Jul 22, 2019

Donation adds new name

Many students will benefit from a large gift to the university renaming the College of Engineering to the Lyles College of Engineering.

As of Nov. 19, trustees of the university approved the new name. A gift of $10 million was given by Bill Lyles, his family and companies to better the education for students in the Central Valley.

“We watched the region grow and change through the years, and we believe it is essential that the Valley transform its economy in the years ahead,” Lyles said in a press release. “A critical part of that transformation will be more well-educated engineers to support this growth.”

The Lyles family are longtime supporters of Fresno State, and have helped numerous projects at the university. Lyles hopes his gift will encourage and inspire others to help his effort. The university agreed to match Lyles’ donation. With the university’s added money, there will be a total of $20 million being put toward the college for the coming years. Michael Jenkins, dean of the department, noted that the matching of the money is to encourage others to help out in the effort.

“He has been involved with the College of Engineering for many years and he believes in technology education,” Jenkins said. “His companies have been involved in construction, real estate and development.

Numerous programs on the campus have been expanded due to the generosity of the Lyles family. A few include the Craig School of Business, the Kremen School of Education and Human Development, the Henry Madden Library and the Save Mart Center.

Lyles has a vision to encourage excellent mathematics and science education beginning in middle schools.

“I wanted to do something macro that I have confidence can make a big difference in our regional economy,” Lyles said in a press release. “That ‘something’ is a gift to provide a top quality engineering college in the region staffed by inspiring faculty and offering research opportunities to faculty and students.”

With the help from Lyles and the school, students will be able to be more involved in projects and internships. More graduates will get to interact with faculty, and have more flexibility in offering programs. Lyles’ hope for the engineering college is also to provide a place locally where business innovators can be trained and to stimulate the economy.

Jenkins named seven areas they plan to enhance with the money. The first one is student retention, recruitment and outreach. That will include College of Engineering (COE) student services, facilities for COE student services, COE honor programs and annual scholarships. The second one is scholastic activity and research seed money.

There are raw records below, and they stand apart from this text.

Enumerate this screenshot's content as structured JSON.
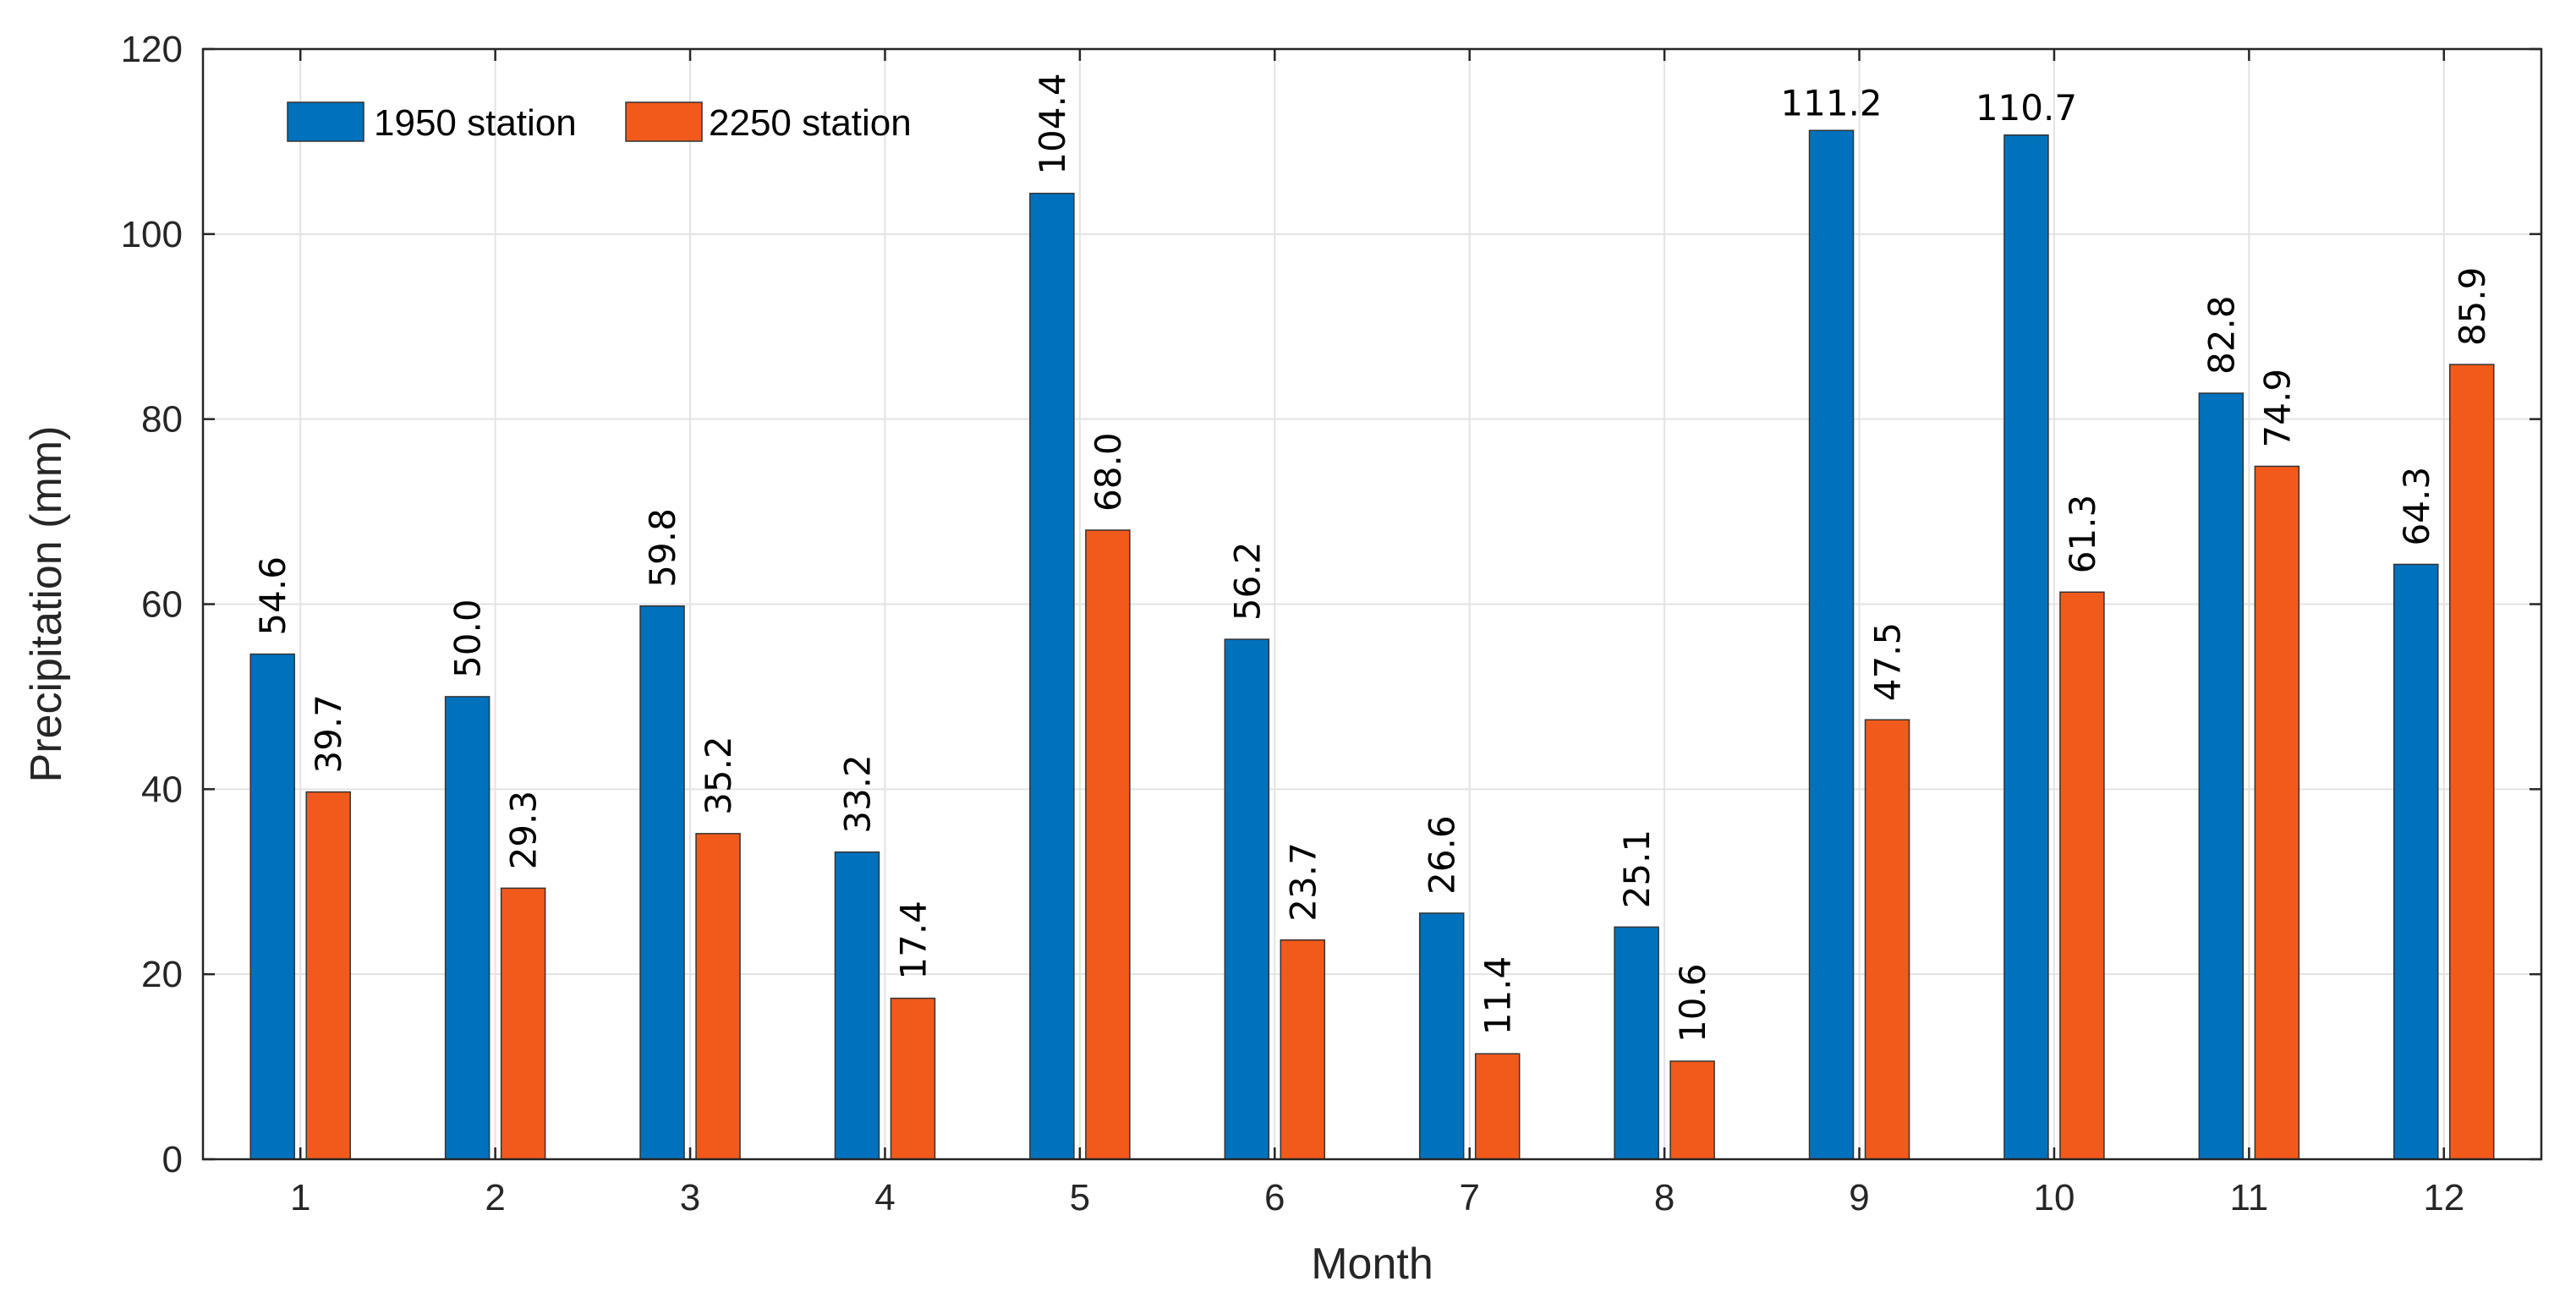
{
  "chart_data": {
    "type": "bar",
    "title": "",
    "xlabel": "Month",
    "ylabel": "Precipitation (mm)",
    "ylim": [
      0,
      120
    ],
    "yticks": [
      0,
      20,
      40,
      60,
      80,
      100,
      120
    ],
    "categories": [
      "1",
      "2",
      "3",
      "4",
      "5",
      "6",
      "7",
      "8",
      "9",
      "10",
      "11",
      "12"
    ],
    "grid": true,
    "legend_position": "top-left",
    "series": [
      {
        "name": "1950 station",
        "color": "#0072BD",
        "values": [
          54.6,
          50.0,
          59.8,
          33.2,
          104.4,
          56.2,
          26.6,
          25.1,
          111.2,
          110.7,
          82.8,
          64.3
        ],
        "labels": [
          "54.6",
          "50.0",
          "59.8",
          "33.2",
          "104.4",
          "56.2",
          "26.6",
          "25.1",
          "111.2",
          "110.7",
          "82.8",
          "64.3"
        ],
        "label_rotated": [
          true,
          true,
          true,
          true,
          true,
          true,
          true,
          true,
          false,
          false,
          true,
          true
        ]
      },
      {
        "name": "2250 station",
        "color": "#F25A1B",
        "values": [
          39.7,
          29.3,
          35.2,
          17.4,
          68.0,
          23.7,
          11.4,
          10.6,
          47.5,
          61.3,
          74.9,
          85.9
        ],
        "labels": [
          "39.7",
          "29.3",
          "35.2",
          "17.4",
          "68.0",
          "23.7",
          "11.4",
          "10.6",
          "47.5",
          "61.3",
          "74.9",
          "85.9"
        ],
        "label_rotated": [
          true,
          true,
          true,
          true,
          true,
          true,
          true,
          true,
          true,
          true,
          true,
          true
        ]
      }
    ]
  }
}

The third is the graduate program strengthening. The money will help fellowships for recruiting. The fourth is student project support, which deals with national competitions. Faculty hiring and startup is the fifth one. The money will help the faculty salary-bridge through LCOE community partners, student assistant, and professional development. Distance learning programs, which include support for Antelope Valley engineering programs, is the sixth one. The seventh will deal with facilities, including maintenance, upgrades and equipment replacements.

“We already offer high quality programs,” Jenkins said. “We will be concentrating on changing the quality of the educational experience.”

Establishing a regional industrial area is another important element of the improvement plan. From the improvement, it would become a home of high-tech, high-paying businesses. Following the improvements, there will be a ceremony to celebrate.

On Dec. 3, there will be a ceremony on campus celebrating the naming of the college. There will be speakers and the unveiling of the new logo for the college.

Following the ceremony, there will be a luncheon at the Smittcamp Alumni house.